Temenniler bu yönde lakin, Suriye ve Libya konusunda alınan
siyasi karalar ülke genelinde pek de destek görmemiş, dış siyasette ki
belirsizlik, hamlelerin olumsuz dönüşleri yüzünden, toplum “bizim akıbetimiz
ne olacak” diye sormaya başlamıştır. İktidar ve dış siyasette ona destek olanlar,
her şeyin istenilen çerçevede ilerlediğini söyleyebilir mi?
Elbette dört bir tarafınız kaos ve savaşlarla çevriliyken
hiçbir şey yokmuş gibi davranamazsınız, hele de, çıkarlarınızla alakalı taraf
olma gibi durum ortaya çıkıyorsa...
Olup biteni sineye çekmek sizi daha büyük bilinmezliğe
iter ve elinizi zayıflatır. Burada önemli olan, hangi önceliklere sahip
olduğunuz, beklentilerinizle ilgi siyasetinizi nasıl yürüttüğünüzdür. Geldiğimiz
nokta zaten ortada; Türkiye uzun zamandır ilk kez bu kadar büyük yalnızları oynuyor.

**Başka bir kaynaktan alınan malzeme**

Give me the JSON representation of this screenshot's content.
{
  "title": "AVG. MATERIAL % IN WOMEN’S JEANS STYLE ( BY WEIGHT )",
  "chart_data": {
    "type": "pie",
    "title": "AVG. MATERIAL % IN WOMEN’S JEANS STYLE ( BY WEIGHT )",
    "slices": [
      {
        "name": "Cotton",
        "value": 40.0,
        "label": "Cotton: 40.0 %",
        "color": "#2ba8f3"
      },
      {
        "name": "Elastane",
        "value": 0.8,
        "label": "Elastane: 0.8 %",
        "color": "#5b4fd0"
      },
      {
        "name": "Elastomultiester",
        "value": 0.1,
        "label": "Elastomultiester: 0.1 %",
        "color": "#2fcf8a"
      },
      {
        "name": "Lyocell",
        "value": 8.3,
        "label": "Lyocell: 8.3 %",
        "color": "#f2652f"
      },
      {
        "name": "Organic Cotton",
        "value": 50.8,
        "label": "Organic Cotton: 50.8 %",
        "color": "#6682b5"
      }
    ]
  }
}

Şimdiye dek yanında durduğumuz, her seferinde müttefikimiz
ilan ettiğimiz ABD bile, ‘Ermeni soykırımı’ tasarısını Kongre’nin her iki
kanadında da geçirdi. AB ise her zamanki gibi demokrasi konusunda eksiklerimizi
bahane ederek bizimle olan mesafesini gittikçe açıyor. Suriye ile hala
diplomasi bağımızı kuramamışız. Rusya oldukça politik bir tavır içinde Sözde
Suriye için işbirliği içinde ama İdlib’de karşımıza dikilebiliyor.
Muhtemelen karşımızdakiler kendi dengelerine göre
politikalarını yürütüyorlar ama biz her bölgede farklı ülkelerle işbirliği yapmak
gibi bir dengesizliğe düşüyoruz. Dış politikamızı bir bütün olarak ele almamız
gerekirken, her bölgede farklı müttefikler aramak başarı getirmeyeceği gibi
yarın bizi daha da yalnızlaştıracak ve başarısız kılacaktır.
Unutmayalım ki, Türkiye’nin dış ilişkilerinde yalnızca
güvenliği değil, ekonomik çıkarları da söz konusudur. Yaşamak için güvenli
bir coğrafyaya sahip olduğumuz kadar ekonomik bağımsızlığa ve sürdürülebilen
sağlıklı pazarlara da ihtiyacımız vardır.
Sonuç;
Trump’ın, İranlı komutan Kasım Süleymani’nin öldürülmesi
emrini vermesi, kendi iktidarının devamı için her şeyi göze aldığını
gösteriyor. Türkiye’nin bu süreçte birilerine güvenmek ve dost aramak yerine,
tarihinden aldığı referans ve güçle, kendi menfaatlerini ön planda tutması, bütün
ülkelerle diploması siyaseti yürütmesi gerekmektedir.
Özellikle Ortadoğu’da bir bilinmezlik, belki de yıllarca
sürebilecek bir savaş görüntüsü var. “Yeni Dünya Düzeni” ülkemize şekil
vermek için kapımıza dayanmadan önce, sınırlarımızın güvenliğini ve ülke
birliğimizi güçlendirmek zorundayız. Siyaset bunu ülkesinin yarınları ve
gençlerimize olan görevleri adına yapmalıdır.